If the answer is “no” or a weak “yes,” know that your SaaS company has communication problems.

How Does Communication Impact the Growth of Your SaaS Brand

Entropy and errors happen at different levels of communication.

Whether between executives, managers, their teams, or brands and target audiences, there’s no shortage of bad scenarios in which communication negatively impacts SaaS growth.

To give you an idea of what this may involve, I’ve compiled a quick list of unfortunate examples in which communication may lead to a SaaS company’s stagnation and decline.

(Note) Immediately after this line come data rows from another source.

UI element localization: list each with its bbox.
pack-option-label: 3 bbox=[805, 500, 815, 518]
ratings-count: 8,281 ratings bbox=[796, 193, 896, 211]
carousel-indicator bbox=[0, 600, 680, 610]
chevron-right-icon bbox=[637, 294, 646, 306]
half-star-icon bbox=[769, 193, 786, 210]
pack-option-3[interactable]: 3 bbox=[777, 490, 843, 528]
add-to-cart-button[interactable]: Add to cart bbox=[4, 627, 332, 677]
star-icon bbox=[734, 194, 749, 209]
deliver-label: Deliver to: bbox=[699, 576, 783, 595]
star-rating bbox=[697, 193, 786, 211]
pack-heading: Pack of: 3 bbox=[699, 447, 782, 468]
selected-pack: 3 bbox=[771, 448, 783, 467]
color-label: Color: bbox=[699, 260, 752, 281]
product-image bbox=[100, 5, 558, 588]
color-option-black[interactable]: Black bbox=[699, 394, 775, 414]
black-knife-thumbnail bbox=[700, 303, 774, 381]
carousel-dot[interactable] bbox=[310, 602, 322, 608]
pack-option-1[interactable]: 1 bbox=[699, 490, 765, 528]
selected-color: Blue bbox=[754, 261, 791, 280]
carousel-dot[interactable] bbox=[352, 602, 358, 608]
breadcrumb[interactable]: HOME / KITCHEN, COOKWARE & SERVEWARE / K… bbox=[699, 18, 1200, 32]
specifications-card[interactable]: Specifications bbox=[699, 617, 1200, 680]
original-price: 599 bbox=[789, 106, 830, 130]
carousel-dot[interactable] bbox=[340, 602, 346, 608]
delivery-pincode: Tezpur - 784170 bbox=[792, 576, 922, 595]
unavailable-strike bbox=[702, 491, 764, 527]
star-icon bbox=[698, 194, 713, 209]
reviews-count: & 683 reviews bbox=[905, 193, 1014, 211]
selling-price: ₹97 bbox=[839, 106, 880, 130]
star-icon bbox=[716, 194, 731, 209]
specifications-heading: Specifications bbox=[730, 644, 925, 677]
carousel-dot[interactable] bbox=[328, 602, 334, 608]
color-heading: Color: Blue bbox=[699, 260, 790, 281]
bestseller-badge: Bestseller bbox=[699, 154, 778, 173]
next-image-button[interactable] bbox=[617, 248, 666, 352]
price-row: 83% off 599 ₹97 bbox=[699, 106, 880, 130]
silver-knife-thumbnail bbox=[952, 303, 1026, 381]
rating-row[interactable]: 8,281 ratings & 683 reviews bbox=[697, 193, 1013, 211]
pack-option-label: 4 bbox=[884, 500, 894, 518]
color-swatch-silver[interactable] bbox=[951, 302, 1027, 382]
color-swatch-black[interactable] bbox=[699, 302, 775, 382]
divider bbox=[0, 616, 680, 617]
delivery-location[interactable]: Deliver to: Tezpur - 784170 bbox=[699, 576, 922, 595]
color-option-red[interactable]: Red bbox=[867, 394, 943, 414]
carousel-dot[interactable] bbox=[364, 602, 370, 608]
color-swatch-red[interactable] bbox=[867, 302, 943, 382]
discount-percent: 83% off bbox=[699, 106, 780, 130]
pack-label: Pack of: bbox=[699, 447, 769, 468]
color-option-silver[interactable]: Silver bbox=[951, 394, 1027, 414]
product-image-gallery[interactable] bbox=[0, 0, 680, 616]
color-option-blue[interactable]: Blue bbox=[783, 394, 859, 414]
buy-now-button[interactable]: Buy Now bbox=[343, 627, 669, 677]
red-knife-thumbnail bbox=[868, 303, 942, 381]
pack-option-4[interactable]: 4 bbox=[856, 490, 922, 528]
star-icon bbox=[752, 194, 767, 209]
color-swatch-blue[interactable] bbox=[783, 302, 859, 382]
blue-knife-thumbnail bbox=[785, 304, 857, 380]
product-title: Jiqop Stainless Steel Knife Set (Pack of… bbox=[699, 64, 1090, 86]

Examples of Negative Internal Impact

  • When executives don’t communicate strategy updates in a timely manner, teams may end up working on tasks that are no longer relevant.
  • When managers fail to communicate task urgency, teams may prioritize less impactful tasks.
  • There may be project or work delays when professionals fail to update their team members about the challenges they encounter in accomplishing existing tasks.
  • The lack of feedback channels may result in poor deliverables and low-quality outcomes.
  • Message inconsistency within teams will result in disjoint efforts and decreased productivity.
  • A lack of clear communication practices may create a chaotic environment, leading to burnout and a high turnover rate.
  • Practices rooted in over-communication will lead to overwhelming and unnecessary tiredness.

Examples of Negative External Impact

  • When marketing, sales, and CS teams operate with different terms, prospects and customers will experience unnecessary confusion. This may impact the brand’s public image.
  • Differences in tone and communication style across SaaS teams will result in inconsistent brand voice, creating mistrust among potential customers.
  • When executives fail to formulate the brand’s value proposition, public-facing teams fail to express it to target audiences, reducing the impact of their outreach efforts. In other words, if the value proposition isn’t clear at the top, those interacting with the target audience won’t communicate it effectively.
  • Companies may ruin business relationships with important clients if those responsible for managing these connections fail to communicate the conditions of privacy and non-disclosure discussed with the clients.
  • When the Ideal Customer Profile isn’t well communicated, you’ll observe a decreased efficiency of marketing and sales efforts.
  • Poor communication standards will lead to bad customer service, which may influence the company’s churn rate.
  • A communication problem between the product and CS teams may lead to customers facing issues with new features and changes that support isn’t prepared to help with.

Please note that these are just a few scenarios only. Poor communication practices will result in many circumstances and cases that negatively impact overall SaaS growth.

Final note

Building your practices on strong SaaS communication principles is key to reducing human interaction’s negative impact on your company’s growth.

Deliberate action is necessary to improve or set up good communication workflows, protocols, and standards. And obviously, this process doesn’t happen overnight.

However, to secure your SaaS growth against communication entropy, errors, and misunderstandings, you’ll want to work on how your executives, managers, and professionals communicate internally and externally.

And that’s a subject I’ll tackle in the upcoming articles.